DAPA Court Hearing Imminent

Even though the federal judge in Brownsville rejected President Obama’s request that the Stay be lifted regarding implementation of the expanded DACA and new DAPA programs, it is of little consequence.   The Federal District Court (different judge) is set to hear arguments next week on the DAPA implementation.   Hopefully, the Federal Court will lift the stay and DAPA can be implemented in the following weeks.  Stayed tuned for updates.

Texas Judge enjoins DACA Expansion

On the eve of the expansion of DACA, which was supposed to go into effect today, a federal judge in Texas enjoined the implementation of the DACA expansion.   The Government said that it will appeal this ruling.   I think this is just a minor setback in the implementation of the DACA expansion and DAPA (in May).   So stayed tune and I will update this blog once we have more information.

In-Country Refugee Parole Program for Minors

The department of State and DHS just announced that the U.S. is establishing an in-country refugee/parole program in El Salvador, Guatemala, and Honduras for minors who’s parents legally reside in the United States.    This means that a parent lawfully present in the United States may be able to be reunited with their children who still reside in Central America.  The process will be done with a designated resettlement agency and the forms required for this application will NOT be available to the public.   If you think that you may qualify for this program, do not hesitate to contact me.

What does the new Executive Order mean to you?

I have been receiving many calls and emails from past clients and relatives of clients asking me whether they qualify “for the new law.”   I have to explain to them that it is not a “new law” but merely a temporary executive action from the President.   The next thing I tell them is that I am not certain whether they qualify or not because we still only have limited information about the requirements that are going to be needed.   However, we all know a summary of some of the requirements:

  • The applicant will probably need to have a clean criminal history;
  • The applicant will need a US citizen or Legal Permanent Resident relative (such as a son or daughter);
  • The applicant will probably have to document an extended period of living in the United States (such as 5 years).

I am telling my clients that even though we can apply for this “Deferred Action”- – we can still start the case by gathering the documents that we THINK will be needed.    That’s my suggestion to you: if you think you might qualify start now and be ready with all your documents for next year.

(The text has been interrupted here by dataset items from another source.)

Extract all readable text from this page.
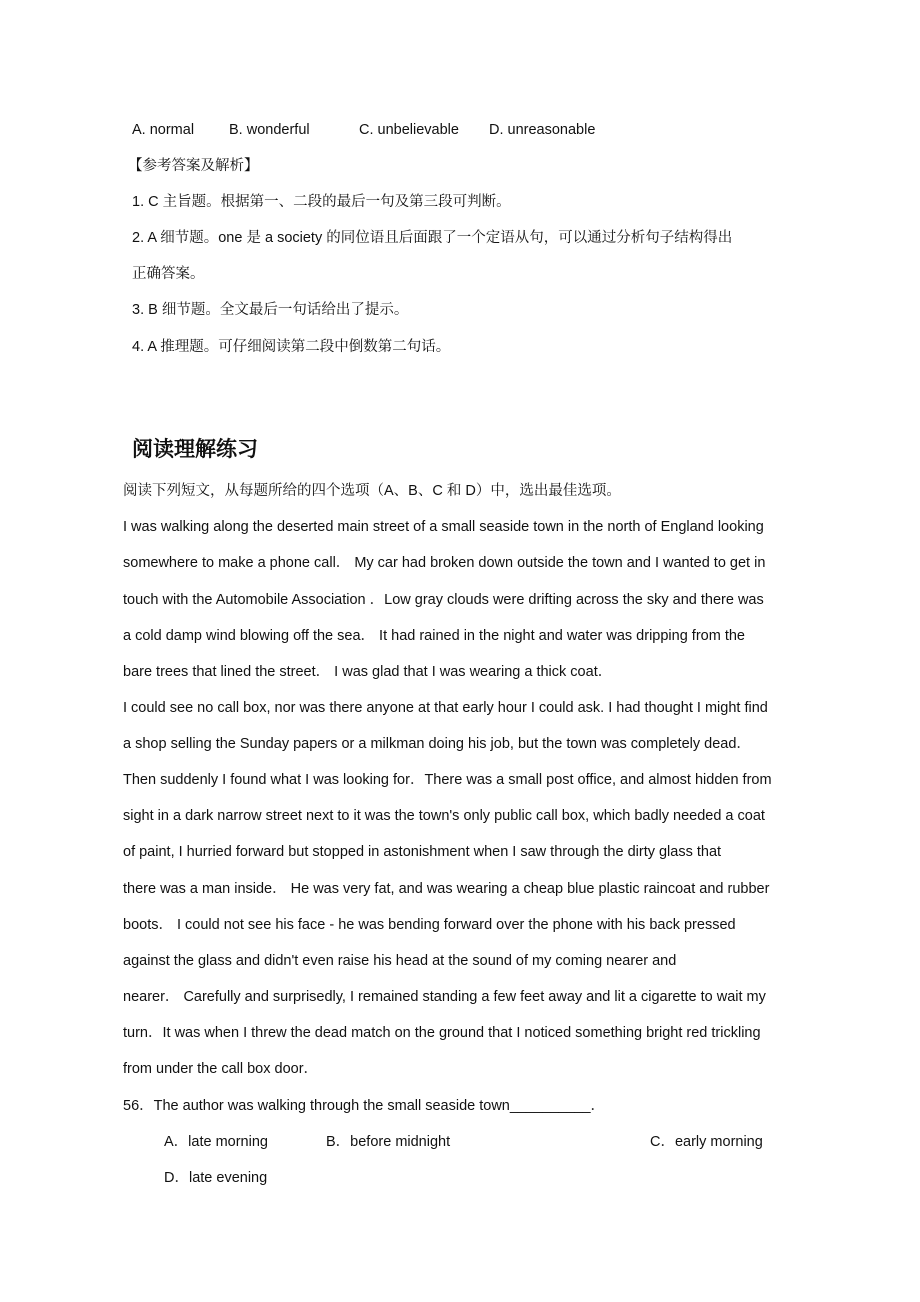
A. normal B. wonderful	C. unbelievable D. unreasonable
【参考答案及解析】
1. C 主旨题。根据第一、二段的最后一句及第三段可判断。
2. A 细节题。one 是 a society 的同位语且后面跟了一个定语从句，可以通过分析句子结构得出
正确答案。
3. B 细节题。全文最后一句话给出了提示。
4. A 推理题。可仔细阅读第二段中倒数第二句话。
阅读理解练习
阅读下列短文，从每题所给的四个选项（A、B、C 和 D）中，选出最佳选项。
I was walking along the deserted main street of a small seaside town in the north of England looking
somewhere to make a phone call． My car had broken down outside the town and I wanted to get in
touch with the Automobile Association ．Low gray clouds were drifting across the sky and there was
a cold damp wind blowing off the sea． It had rained in the night and water was dripping from the
bare trees that lined the street． I was glad that I was wearing a thick coat．
I could see no call box, nor was there anyone at that early hour I could ask. I had thought I might find
a shop selling the Sunday papers or a milkman doing his job, but the town was completely dead．
Then suddenly I found what I was looking for．There was a small post office, and almost hidden from
sight in a dark narrow street next to it was the town's only public call box, which badly needed a coat
of paint, I hurried forward but stopped in astonishment when I saw through the dirty glass that
there was a man inside． He was very fat, and was wearing a cheap blue plastic raincoat and rubber
boots． I could not see his face - he was bending forward over the phone with his back pressed
against the glass and didn't even raise his head at the sound of my coming nearer and
nearer． Carefully and surprisedly, I remained standing a few feet away and lit a cigarette to wait my
turn．It was when I threw the dead match on the ground that I noticed something bright red trickling
from under the call box door．
56．The author was walking through the small seaside town__________．
A．late morning	B．before midnight	C．early morning
D．late evening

The courts reach cap for cancellation of removal for non-permanent residents

It may not be a commonly known fact but there are only 4000 available visas available for people who apply for cancellation of removal for non-permanent residents (referred to here as “42B cancellation”) per fiscal year.   42B Cancellation cases are among the most difficult to present and are not granted very often by immigration judges.  The reason is the very high”extreme hardship” that needs to be established in order to win the case.  In fact, it’s not really “extreme hardship” at all that needs to be established but “exceptional and extremely unusual hardship.”   Isn’t that a mouthful l?   Well, it’s hard to think of anything that is “extremely unusual” unless we come across a Dodo Bird, which goes to show just how strident the standard is.  That being said, apparently the immigration judges found enough Dodo Birds to grant this relief 4000 times this year.

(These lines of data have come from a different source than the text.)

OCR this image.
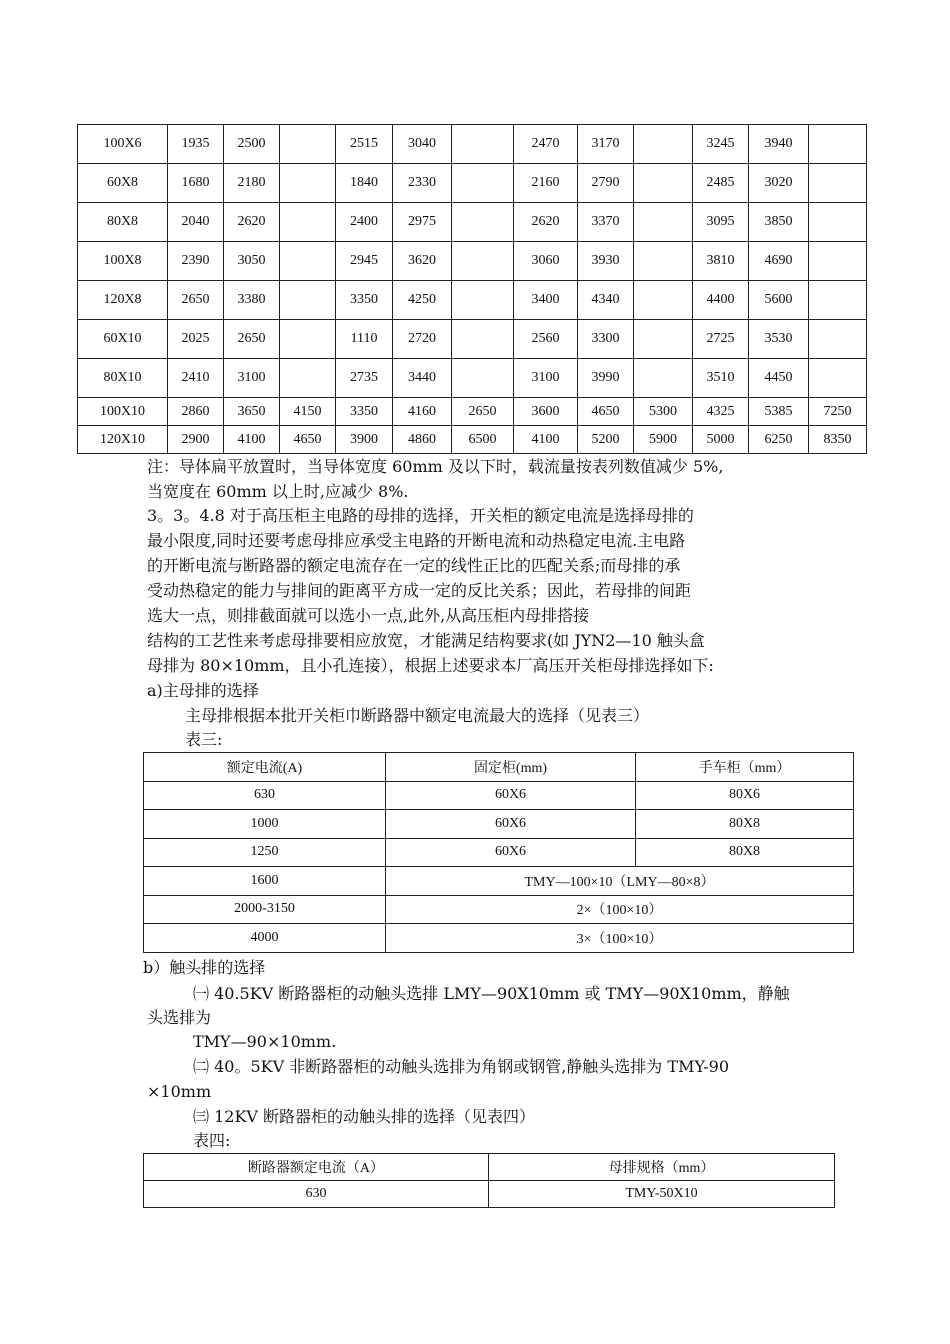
100X6	1935	2500		2515	3040		2470	3170		3245	3940	
60X8	1680	2180		1840	2330		2160	2790		2485	3020	
80X8	2040	2620		2400	2975		2620	3370		3095	3850	
100X8	2390	3050		2945	3620		3060	3930		3810	4690	
120X8	2650	3380		3350	4250		3400	4340		4400	5600	
60X10	2025	2650		1110	2720		2560	3300		2725	3530	
80X10	2410	3100		2735	3440		3100	3990		3510	4450	
100X10	2860	3650	4150	3350	4160	2650	3600	4650	5300	4325	5385	7250
120X10	2900	4100	4650	3900	4860	6500	4100	5200	5900	5000	6250	8350
注：导体扁平放置时，当导体宽度 60mm 及以下时，载流量按表列数值减少 5%,
当宽度在 60mm 以上时,应减少 8%.
3。3。4.8 对于高压柜主电路的母排的选择，开关柜的额定电流是选择母排的
最小限度,同时还要考虑母排应承受主电路的开断电流和动热稳定电流.主电路
的开断电流与断路器的额定电流存在一定的线性正比的匹配关系;而母排的承
受动热稳定的能力与排间的距离平方成一定的反比关系；因此，若母排的间距
选大一点，则排截面就可以选小一点,此外,从高压柜内母排搭接
结构的工艺性来考虑母排要相应放宽，才能满足结构要求(如 JYN2—10 触头盒
母排为 80×10mm，且小孔连接），根据上述要求本厂高压开关柜母排选择如下:
a)主母排的选择
主母排根据本批开关柜巾断路器中额定电流最大的选择（见表三）
表三:
额定电流(A)	固定柜(mm)	手车柜（mm）
630	60X6	80X6
1000	60X6	80X8
1250	60X6	80X8
1600	TMY—100×10（LMY—80×8）	
2000-3150	2×（100×10）	
4000	3×（100×10）	
b）触头排的选择
㈠ 40.5KV 断路器柜的动触头选排 LMY—90X10mm 或 TMY—90X10mm，静触
头选排为
TMY—90×10mm.
㈡ 40。5KV 非断路器柜的动触头选排为角钢或钢管,静触头选排为 TMY-90
×10mm
㈢ 12KV 断路器柜的动触头排的选择（见表四）
表四:
断路器额定电流（A）	母排规格（mm）
630	TMY-50X10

So what happens if the cap is reached?   The Immigration Judges are supposed to “reserve their decision” until a visa number is available.  This means that the next fiscal year, all “reserved decision” cases get in line until a visa is available.  This may take quite a while but for any of you who have their cases “reserved” should know that your case hasn’t been officially “granted” but as long as you don’t get into any legal trouble, you’re just waiting until a visa is available.